The eligibility criteria of the study participants. For example, a study which included only highly selected patients of younger age without co-morbidities and co-medication who are expected to have a better reaction to the intervention would fall on the efficacy side of the continuum. Maximum effectiveness would mean to include all types of patients who are affected by the disease without excluding subgroups of patients with risk factors e.g. high blood pressure, which might predict a less favorable response to the treatment.
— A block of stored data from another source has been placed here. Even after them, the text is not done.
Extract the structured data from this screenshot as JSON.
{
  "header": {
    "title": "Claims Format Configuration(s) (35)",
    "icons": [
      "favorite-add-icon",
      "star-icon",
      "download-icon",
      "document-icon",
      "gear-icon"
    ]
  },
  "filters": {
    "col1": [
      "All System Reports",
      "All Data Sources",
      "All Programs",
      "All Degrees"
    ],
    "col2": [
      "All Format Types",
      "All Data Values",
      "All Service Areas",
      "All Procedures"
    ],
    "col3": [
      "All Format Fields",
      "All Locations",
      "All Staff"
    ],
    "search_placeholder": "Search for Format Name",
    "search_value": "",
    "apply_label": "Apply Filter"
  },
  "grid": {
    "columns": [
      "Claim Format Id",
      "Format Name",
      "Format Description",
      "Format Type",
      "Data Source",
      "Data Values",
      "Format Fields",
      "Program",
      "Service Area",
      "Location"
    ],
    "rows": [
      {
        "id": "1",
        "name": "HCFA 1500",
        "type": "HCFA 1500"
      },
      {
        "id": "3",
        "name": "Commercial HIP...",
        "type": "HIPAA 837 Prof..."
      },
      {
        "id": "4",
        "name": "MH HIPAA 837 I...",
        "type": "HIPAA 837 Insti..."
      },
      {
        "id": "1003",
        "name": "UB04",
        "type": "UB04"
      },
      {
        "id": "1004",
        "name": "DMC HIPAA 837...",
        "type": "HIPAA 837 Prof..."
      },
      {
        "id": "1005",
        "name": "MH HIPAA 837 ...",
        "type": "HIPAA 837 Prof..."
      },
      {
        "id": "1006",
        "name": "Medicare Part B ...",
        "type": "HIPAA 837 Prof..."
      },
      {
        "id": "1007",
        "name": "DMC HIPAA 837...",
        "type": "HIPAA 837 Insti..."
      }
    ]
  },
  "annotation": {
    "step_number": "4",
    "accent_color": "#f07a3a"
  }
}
The treatment protocol. A study in which a very standardized treatment protocol as study intervention (e.g., a fixed exercise program without any flexibility) would fall on the efficacy side of the continuum. Maximum effectiveness would suggest a flexible treatment protocol as implemented in routine or usual care (e.g., exercise program individually adapted to the age and co-morbidities and preferences of the patient).

The outcome measures. Objective outcome measures such as death and laboratory data would fall on the efficacy side of the continuum. Maximum effectiveness would rely more heavily on patient-reported outcome measures (e.g., symptom scales or quality of life measures).
When study participants are highly selected, the treatment is standardized, and all major outcomes are not directly experienced by patients, such a study would provide information on efficacy more than effectiveness.

In this case, the study results would be very valid for similar patients in similar settings, but less so when applied under other conditions. Thus the study is said to have a higher internal validity. This means that the results of the study are less influenced by other factors, for example, beliefs and health behaviors. We may reasonably conclude that the results actually represent the effect of the treatment we have researched.

However, when study participants represent a mixture of typical patients, the treatment protocol is more flexible, and the outcome measures are more patient-centered or subjective, the study measures effectiveness more than efficacy. When the study measures effectiveness, the results are regarded as more relevant to real-world health care decisions. In other words, this study is considered to have a higher external validity.

It's important to keep in mind that CER does not only mean doing studies that represent the extreme range of effectiveness studies. The “art” of CER requires that researchers deliberately sacrifice some degree of internal validity in order to increase the generalizability, relevance, feasibility and timeliness of research results. The right balance of the desirable features of research cannot be determined rigorously through a scientific process. The optimal balance emerges from the process of engaging stakeholders in a discussion about each element of study design, in light of current evidence, and what sorts of decisions must be made.